Она опять закурила; спичка на минуту осветила ее острое, некрасивое лицо и тонкую, красивую руку. Все, кроме лица, было в ней женственно, молодо и стройно, но особенно легка и неслышна была ее походка, и это все заметили, когда Мария Леонидовна вдруг встала и прошлась под деревьями, и вернулась обратно, и огонек ее папиросы был виден в темноте наступившей ночи.
В это время прохлада тронулась из низкой глубины сада, оттуда, где было два небольших каменных мостика над узкими петлями зацветшей реки. Старуха Сушкова, закутавшись в шаль, дремала в кресле, Кирюша тупо смотрел вверх, и было ясно, что, подобно деревьям и звездам, он только существует, но не размышляет. И внезапно где-то далеко, быть может, верстах в сорока, в пятидесяти, на востоке, в том месте, где летом встает солнце, прокатился, ударился и замер, так похожий на гром и все-таки совершенно иной, тяжелый пушечный удар.
— Пора ехать, пора ехать, — заговорили все сразу, и Манюра Крайн, звеня чем-то, побежала в дом за пальто и сумкой; прошли через столовую и большую, темную прихожую и вышли на двор, где стояла машина. Мать Сушкова тоже уезжала в Париж; она надела шляпу с большим лиловым цветком, и даже в чемодане ее был какой-то лиловый оттенок. Несколько секунд продолжалась недвижная работа мотора, потом, осторожно заводя черные крылья, автомобиль попятился к воротам. Крайн за рулем кивнул еще раз оставшимся, и Манюра, у которой освещен был только ее фарфоровый рот, улыбнулась за стеклом и что-то сказала. Автомобиль выехал, остановился, дал передний ход и, словно потянув сам себя, скрылся, оставив за собой невидимый, едкий дымок.
Чабаров пошел за велосипедами.
— Очень рады будем видеть вас у себя, — говорил Сушков французу, — все лето будем здесь жить и по воскресеньям, как видите, друзей принимаем. Милости просим.
— Enchante, monsieur, — отвечал Дону. — Я провел незабываемый вечер.
И он вслед за Чабаровым поцеловал Марии Леонидовне худую руку.

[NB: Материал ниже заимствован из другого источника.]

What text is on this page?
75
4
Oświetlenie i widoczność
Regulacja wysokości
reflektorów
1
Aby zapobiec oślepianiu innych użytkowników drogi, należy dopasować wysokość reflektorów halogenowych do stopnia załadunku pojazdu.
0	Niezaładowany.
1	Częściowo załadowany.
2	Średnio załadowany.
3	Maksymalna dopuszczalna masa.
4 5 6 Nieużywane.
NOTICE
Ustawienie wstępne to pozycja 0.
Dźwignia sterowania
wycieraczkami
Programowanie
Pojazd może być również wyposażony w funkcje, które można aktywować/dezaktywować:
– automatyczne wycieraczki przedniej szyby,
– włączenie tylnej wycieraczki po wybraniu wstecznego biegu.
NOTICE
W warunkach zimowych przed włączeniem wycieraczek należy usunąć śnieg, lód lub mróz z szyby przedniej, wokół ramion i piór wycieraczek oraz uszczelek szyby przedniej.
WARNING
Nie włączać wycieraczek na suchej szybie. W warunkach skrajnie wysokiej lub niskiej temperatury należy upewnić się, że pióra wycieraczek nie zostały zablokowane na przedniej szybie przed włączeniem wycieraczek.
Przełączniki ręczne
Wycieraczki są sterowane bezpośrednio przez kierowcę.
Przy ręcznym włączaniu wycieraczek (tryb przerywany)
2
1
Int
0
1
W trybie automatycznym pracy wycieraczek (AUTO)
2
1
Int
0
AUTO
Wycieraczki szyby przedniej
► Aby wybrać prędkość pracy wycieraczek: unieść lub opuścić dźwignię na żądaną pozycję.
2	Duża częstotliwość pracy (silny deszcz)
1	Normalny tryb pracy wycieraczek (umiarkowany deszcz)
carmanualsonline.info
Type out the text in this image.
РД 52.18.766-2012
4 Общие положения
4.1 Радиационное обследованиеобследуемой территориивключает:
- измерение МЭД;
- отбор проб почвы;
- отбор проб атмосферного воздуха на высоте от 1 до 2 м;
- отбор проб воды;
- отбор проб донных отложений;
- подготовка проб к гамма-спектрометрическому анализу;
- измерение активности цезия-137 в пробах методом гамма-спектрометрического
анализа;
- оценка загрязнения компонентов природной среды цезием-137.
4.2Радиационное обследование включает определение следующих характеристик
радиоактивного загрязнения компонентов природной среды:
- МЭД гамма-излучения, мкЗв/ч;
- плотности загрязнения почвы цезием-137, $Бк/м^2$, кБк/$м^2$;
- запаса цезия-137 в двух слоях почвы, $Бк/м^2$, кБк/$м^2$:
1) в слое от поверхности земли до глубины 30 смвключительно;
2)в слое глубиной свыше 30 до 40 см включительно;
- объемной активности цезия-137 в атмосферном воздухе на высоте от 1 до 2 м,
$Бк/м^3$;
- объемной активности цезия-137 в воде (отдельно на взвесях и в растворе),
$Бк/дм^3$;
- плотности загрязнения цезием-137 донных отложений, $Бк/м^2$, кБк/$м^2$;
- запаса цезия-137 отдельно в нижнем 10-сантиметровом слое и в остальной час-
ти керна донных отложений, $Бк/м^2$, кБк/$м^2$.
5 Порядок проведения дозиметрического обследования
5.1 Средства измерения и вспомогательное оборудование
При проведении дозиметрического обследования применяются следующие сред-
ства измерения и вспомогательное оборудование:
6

На следующий день Василий Георгиевич, как обычно, выехал поездом в город, оставив Марию Леонидовну и Кирюшу одних. Это был тот самый понедельник, когда в час дня с нескольких сот самолетов был в первый раз бомбардирован Париж.
Про обстрел Парижа узнали только вечером. Днем слышна была пальба, но так далеко, что нельзя было сказать, происходит ли это в Париже или в Понтуазе, как несколько дней тому назад. Вечером пришли газеты, и маленькое село, в середине которого стояла, с обрушившейся крышей, давно всеми забытая церковь, высыпало на аллейку толстеньких, кругленьких платанов, ведшую от кабака к мерии.
Село почти целиком состояло из старух. Впрочем, возможно, что старух там было, как и во всякой французской деревне, всего половина населения, но так как они чаще всего попадались на глаза, находясь на улице, то разговаривая друг с другом, то идя за покупками, то вытряхивая какую-нибудь тряпку, то развешивая белье, казалось, что они составляют девять десятых жителей.